Aber da gerade England als ein Musterland der Fan-Disziplin hingestellt wurde, möchte ich das durch meine eigenen Eindrücke beim Besuch englischer Stadien ergänzen.
Ja, das englische Publikum, wie man es heute erlebt, ist tatsächlich eine Art Musterknabe in Sachen Disziplin. Ein Zuruf eines Ordners genügt, und der wird auch sofort befolgt. In einem englischen Stadion erlebt man eine sehr disziplinierte heile Welt.
Das war aber nicht immer so. Vor etwa 25 Jahren waren englische Fans gefürchtet. Tragische Unglücke in Belgien, Heysel und England, Hillsborough mit Beteiligung radikaler englischer Fans änderten die Einstellung der Vereine gegenüber ihren Anhängergruppen, die dazu führten, dass radikale Gruppen aus dem Stadion gedrängt wurden und nur mehr der „pflegeleichte“ Kommerzfan zurück blieb.
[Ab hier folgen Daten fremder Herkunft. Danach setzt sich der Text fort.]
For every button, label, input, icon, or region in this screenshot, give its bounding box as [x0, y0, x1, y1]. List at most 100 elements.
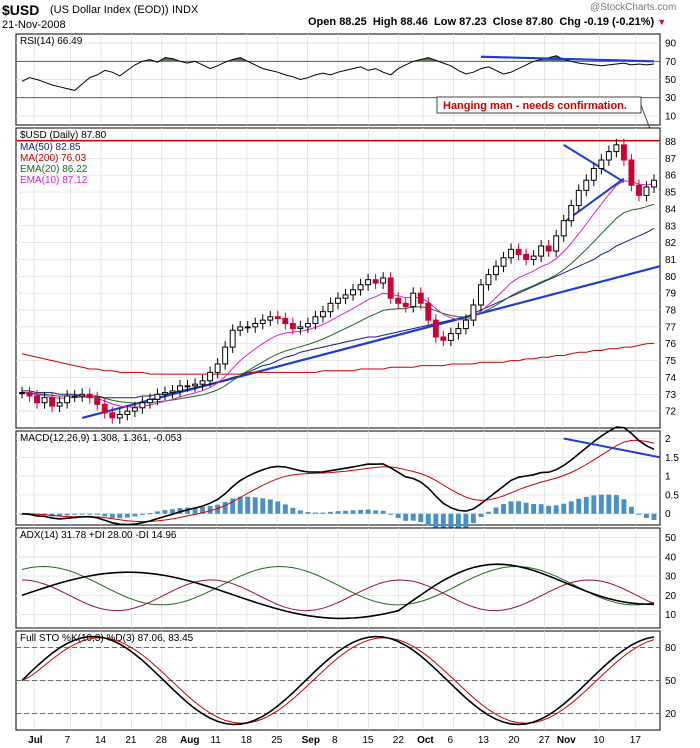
legend-entry: MA(200) 76.03 — [20, 153, 87, 164]
candle-body — [500, 257, 507, 267]
macd-histogram-bar — [403, 513, 409, 521]
candle-body — [154, 393, 161, 400]
macd-histogram-bar — [440, 513, 446, 532]
price-y-tick-label: 88 — [665, 137, 677, 148]
candle-body — [485, 274, 492, 286]
macd-histogram-bar — [433, 513, 439, 530]
open-value: 88.25 — [339, 16, 367, 28]
candle-body — [583, 179, 590, 191]
candle-body — [184, 385, 191, 388]
macd-histogram-bar — [102, 513, 108, 517]
macd-histogram-bar — [237, 496, 243, 514]
price-y-tick-label: 87 — [665, 154, 677, 165]
macd-histogram-bar — [463, 513, 469, 528]
macd-histogram-bar — [57, 513, 63, 517]
candle-body — [553, 235, 560, 252]
candle-body — [131, 407, 138, 412]
macd-histogram-bar — [636, 513, 642, 515]
macd-histogram-bar — [245, 496, 251, 514]
sto-y-tick-label: 50 — [665, 676, 677, 687]
candle-body — [447, 333, 454, 341]
macd-histogram-bar — [516, 501, 522, 514]
candle-body — [380, 277, 387, 284]
low-label: Low — [434, 16, 457, 28]
x-tick-label: 15 — [362, 735, 374, 746]
x-tick-label: Jul — [28, 735, 43, 746]
macd-histogram-bar — [501, 504, 506, 514]
chg-value: -0.19 (-0.21%) — [583, 16, 655, 28]
candle-body — [440, 336, 447, 341]
macd-title-text: MACD(12,26,9) 1.308, 1.361, -0.053 — [20, 433, 182, 444]
macd-histogram-bar — [132, 513, 138, 517]
candle-body — [342, 294, 349, 299]
macd-histogram-bar — [576, 498, 582, 514]
candle-body — [590, 167, 597, 181]
macd-histogram-bar — [320, 512, 326, 514]
price-y-tick-label: 72 — [665, 407, 677, 418]
macd-histogram-bar — [388, 513, 394, 515]
adx-title-text: ADX(14) 31.78 +DI 28.00 -DI 14.96 — [20, 530, 177, 541]
candle-body — [244, 326, 251, 329]
macd-histogram-bar — [508, 501, 514, 514]
candle-body — [410, 292, 417, 308]
candle-body — [86, 393, 93, 399]
low-value: 87.23 — [459, 16, 487, 28]
macd-histogram-bar — [365, 509, 371, 514]
price-y-tick-label: 77 — [665, 322, 677, 333]
rsi-title-text: RSI(14) 66.49 — [20, 36, 83, 47]
macd-histogram-bar — [94, 513, 100, 515]
candle-body — [94, 397, 101, 405]
macd-histogram-bar — [87, 513, 93, 515]
candle-body — [568, 205, 575, 222]
macd-histogram-bar — [598, 494, 604, 514]
candle-body — [199, 380, 206, 385]
macd-histogram-bar — [79, 513, 85, 515]
candle-body — [462, 319, 469, 330]
candle-body — [598, 159, 605, 169]
macd-histogram-bar — [170, 509, 175, 514]
candle-body — [252, 323, 259, 328]
macd-histogram-bar — [651, 513, 657, 520]
candle-body — [350, 289, 356, 296]
macd-histogram-bar — [455, 513, 461, 531]
candle-body — [34, 395, 40, 404]
candle-body — [259, 319, 266, 325]
adx-y-tick-label: 50 — [665, 533, 677, 544]
candle-body — [455, 328, 462, 335]
macd-histogram-bar — [583, 496, 589, 514]
macd-histogram-bar — [350, 510, 356, 514]
candle-body — [267, 316, 274, 321]
macd-histogram-bar — [275, 501, 281, 514]
x-tick-label: 20 — [508, 735, 520, 746]
candle-body — [222, 346, 229, 365]
x-tick-label: 8 — [332, 735, 338, 746]
price-y-tick-label: 86 — [665, 171, 677, 182]
minus-di-line — [21, 579, 655, 612]
candle-body — [470, 304, 477, 321]
macd-histogram-bar — [343, 510, 348, 514]
candle-body — [387, 277, 394, 299]
adx-y-tick-label: 30 — [665, 572, 677, 583]
macd-signal-line — [21, 439, 655, 523]
price-y-tick-label: 84 — [665, 204, 677, 215]
candle-body — [229, 329, 236, 348]
macd-histogram-bar — [260, 498, 266, 514]
macd-histogram-bar — [312, 512, 318, 514]
macd-histogram-bar — [425, 513, 431, 526]
macd-histogram-bar — [470, 513, 476, 524]
macd-histogram-bar — [553, 505, 559, 514]
macd-y-tick-label: 0.5 — [665, 490, 679, 501]
macd-histogram-bar — [154, 511, 160, 514]
macd-histogram-bar — [538, 504, 544, 514]
price-y-tick-label: 78 — [665, 306, 677, 317]
candle-body — [101, 403, 108, 414]
candle-body — [432, 319, 439, 338]
macd-histogram-bar — [177, 508, 183, 514]
macd-histogram-bar — [230, 498, 236, 514]
x-tick-label: 22 — [393, 735, 405, 746]
down-arrow-icon: ▼ — [657, 17, 667, 27]
price-y-tick-label: 74 — [665, 373, 677, 384]
x-tick-label: 28 — [156, 735, 168, 746]
x-tick-label: 25 — [271, 735, 283, 746]
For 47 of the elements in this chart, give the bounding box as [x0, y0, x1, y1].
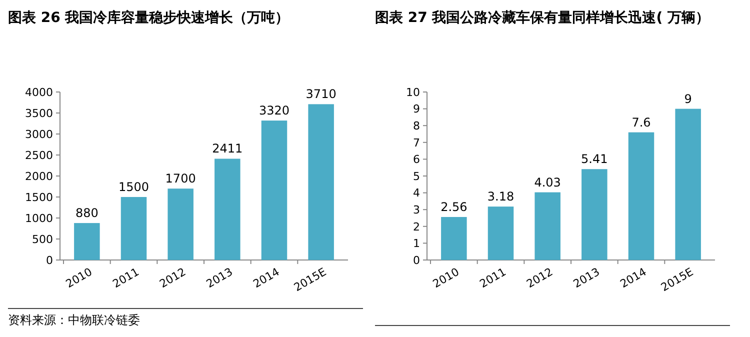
data-label: 1500 [118, 180, 150, 194]
bar [488, 206, 514, 260]
bar [120, 197, 147, 260]
y-tick-label: 2000 [25, 170, 53, 183]
bar [534, 192, 560, 260]
y-tick-label: 6 [413, 153, 420, 166]
y-tick-label: 3 [413, 203, 420, 216]
y-tick-label: 3500 [25, 106, 53, 120]
y-tick-label: 3000 [25, 128, 53, 141]
data-label: 4.03 [534, 175, 561, 190]
data-label: 2411 [212, 142, 243, 156]
y-tick-label: 10 [406, 86, 420, 99]
chart-title: 图表 27 我国公路冷藏车保有量同样增长迅速( 万辆） [375, 9, 711, 28]
y-tick-label: 7 [413, 136, 420, 150]
y-tick-label: 8 [413, 119, 420, 132]
y-tick-label: 4000 [25, 86, 53, 99]
data-label: 9 [684, 92, 692, 106]
data-label: 2.56 [440, 200, 468, 214]
data-label: 3.18 [487, 190, 514, 204]
bar [675, 108, 701, 260]
bar [628, 132, 654, 260]
y-tick-label: 4 [413, 186, 420, 200]
data-label: 3320 [258, 104, 290, 118]
y-tick-label: 5 [413, 170, 420, 183]
text: 资料来源：中物联冷链委 [8, 312, 141, 329]
bar [308, 104, 334, 260]
bar [582, 169, 608, 260]
data-label: 7.6 [632, 115, 651, 130]
y-tick-label: 9 [413, 102, 420, 116]
y-tick-label: 1000 [25, 212, 53, 225]
data-label: 880 [75, 206, 98, 220]
y-tick-label: 500 [32, 232, 53, 246]
data-label: 1700 [165, 172, 196, 186]
bar [214, 158, 240, 260]
data-label: 5.41 [581, 152, 608, 166]
y-tick-label: 0 [413, 254, 420, 267]
bar [441, 216, 467, 260]
y-tick-label: 1500 [25, 190, 53, 204]
data-label: 3710 [306, 87, 336, 102]
y-tick-label: 0 [46, 254, 53, 267]
y-tick-label: 2500 [25, 148, 53, 162]
y-tick-label: 1 [413, 237, 420, 250]
bar [261, 120, 288, 260]
chart-title: 图表 26 我国冷库容量稳步快速增长（万吨） [8, 8, 290, 28]
y-tick-label: 2 [413, 220, 420, 234]
bar [74, 223, 100, 260]
bar [168, 188, 194, 260]
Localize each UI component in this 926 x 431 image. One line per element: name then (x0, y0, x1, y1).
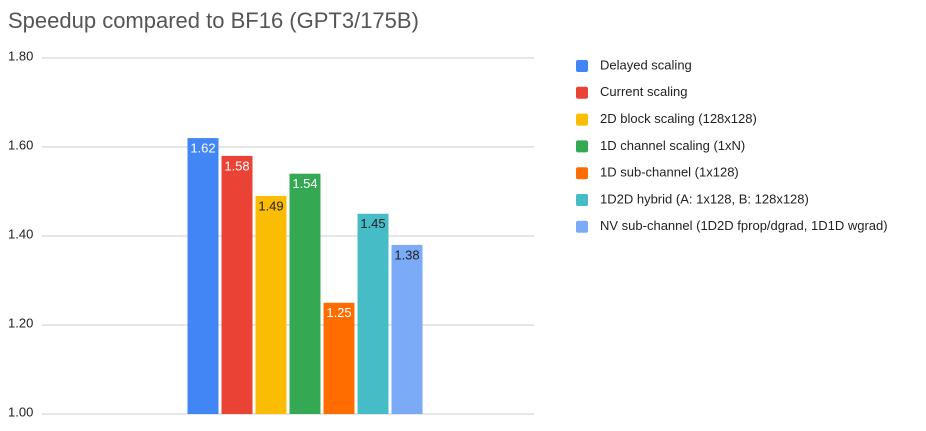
data-label: 1.49 (258, 198, 283, 213)
bar (221, 155, 253, 414)
data-label: 1.45 (360, 216, 385, 231)
data-label: 1.62 (190, 141, 215, 156)
bar (357, 213, 389, 414)
chart-title: Speedup compared to BF16 (GPT3/175B) (8, 8, 419, 33)
bar (187, 138, 219, 414)
legend-label: NV sub-channel (1D2D fprop/dgrad, 1D1D w… (600, 218, 888, 233)
legend-label: 2D block scaling (128x128) (600, 111, 757, 126)
data-label: 1.58 (224, 158, 249, 173)
data-label: 1.25 (326, 305, 351, 320)
y-tick-label: 1.80 (8, 48, 33, 63)
legend-swatch (576, 113, 588, 126)
bar (289, 173, 321, 414)
bar (391, 244, 423, 414)
bar (255, 195, 287, 414)
legend-label: Delayed scaling (600, 57, 692, 72)
legend-label: 1D2D hybrid (A: 1x128, B: 128x128) (600, 191, 809, 206)
data-label: 1.54 (292, 176, 317, 191)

Wenn man nun als Tourist, durch die Gegenden um die großen Stadien wandert, wie zum Beispiel, City Stadion in Manchester, Anfield und Everton in Liverpool, Trinity Road in Birmingham, Westham oder Tottenham in London, dann hat man den Eindruck, dass die Menschen, die in diesen Gegenden leben, nicht gerade zu den Stadionbesuchern gehören. Die Preise der Eintrittskarten passen nicht zu den oft sehr verwahrlosten Siedlungen.
Dafür konnte man in den vergangenen Jahren immer wieder hören, dass es zwischen jugendlichen Banden zu Gewaltexzessen kam und Morde zwischen Jugendlichen an der Tagesordnung waren. Dass schließlich im heurigen Sommer diese Brutalität in diesen Vorstädten offen ausgebrochen ist, kann auch eine Folge dieser seinerzeit eingeleiteten Abweisung des problematischeren Publikums aus den Stadien gewesen sein.
Dazu muss man ergänzen, dass in England Fußball einen viel größeren Stellenwert hat als bei uns. Und dass die Vorstadtjugend heute durch kommerzielle Barrieren vom Besuch der Stadion ausgeschlossen ist, steigert den Frust und die Perspektivlosigkeit noch mehr.
Ich behaupte daher, dass die Ausgrenzungspolitik der 80er Jahre, die ganze Bevölkerungsschichten aus den Stadien gedrängt hat, eine Facette im Frust der Kinder dieser damaligen Generation ist.
Meine Schlussfolgerung aus dem Platzsturm am 22.5. wäre daher, keine Stadionverbote auszusprechen und stattdessen durch ein kollektives Bemühen (Heranführung der Randgruppen an das Vereinsgeschehen, Verpflichtende Übernahme von Arbeiten im Verein wie zum Beispiel Servieren im VIP-Bereich, Mitarbeit beim Training, Mitarbeit bei der Fanbetreuung…) für ein Mehr an gegenseitigem Verständnis zu sorgen.
Es muss uns bewusst sein, dass der Fußballsport eine sehr große Zahl völlig verschieden motivierter Besucher anzieht. Manche dieser Gruppen sind in problematisch und suchen die Anonymität der Masse in einem starken Fanblock.
Aber hier im Stadion haben sie ein Zuhause und im Normalfall gehören sie zu den durchaus willkommenen Stimmungsmachern. Was aber mehr zählt, ist ihre Integration in dieser Familie, auch dann, wenn sie der Gesellschaft problematisch erscheinen. Hier im Stadion kann man sie erreichen, hier kann man einen Dialog mit ihnen beginnen.
Denn was passiert, wenn man diesen Menschen auch noch die Perspektive dieser Rapid-Familie nimmt, das konnten wir im Fußball-Musterland England im heurigen Sommer brennen sehen.
Vielleicht ist das alles eine zu große Aufgabe für den Verein aber vielleicht ein weiterer Punkt der verstärkten Zusammenarbeit mit der Gemeinde.
Schließlich weiß man auch, dass man sich nur Freunde aussuchen kann, eine Familie aber nicht; die gehört zu Dir wie eine gute oder schlechte Angewohnheit und Du musst mit beiden leben lernen. Wenn man daher das Wort „Rapidfamilie“ strapaziert, dann darf man es nicht nur in guten Zeiten als Werbung benutzen sondern muss auch in schlechten Zeiten dazu stehen.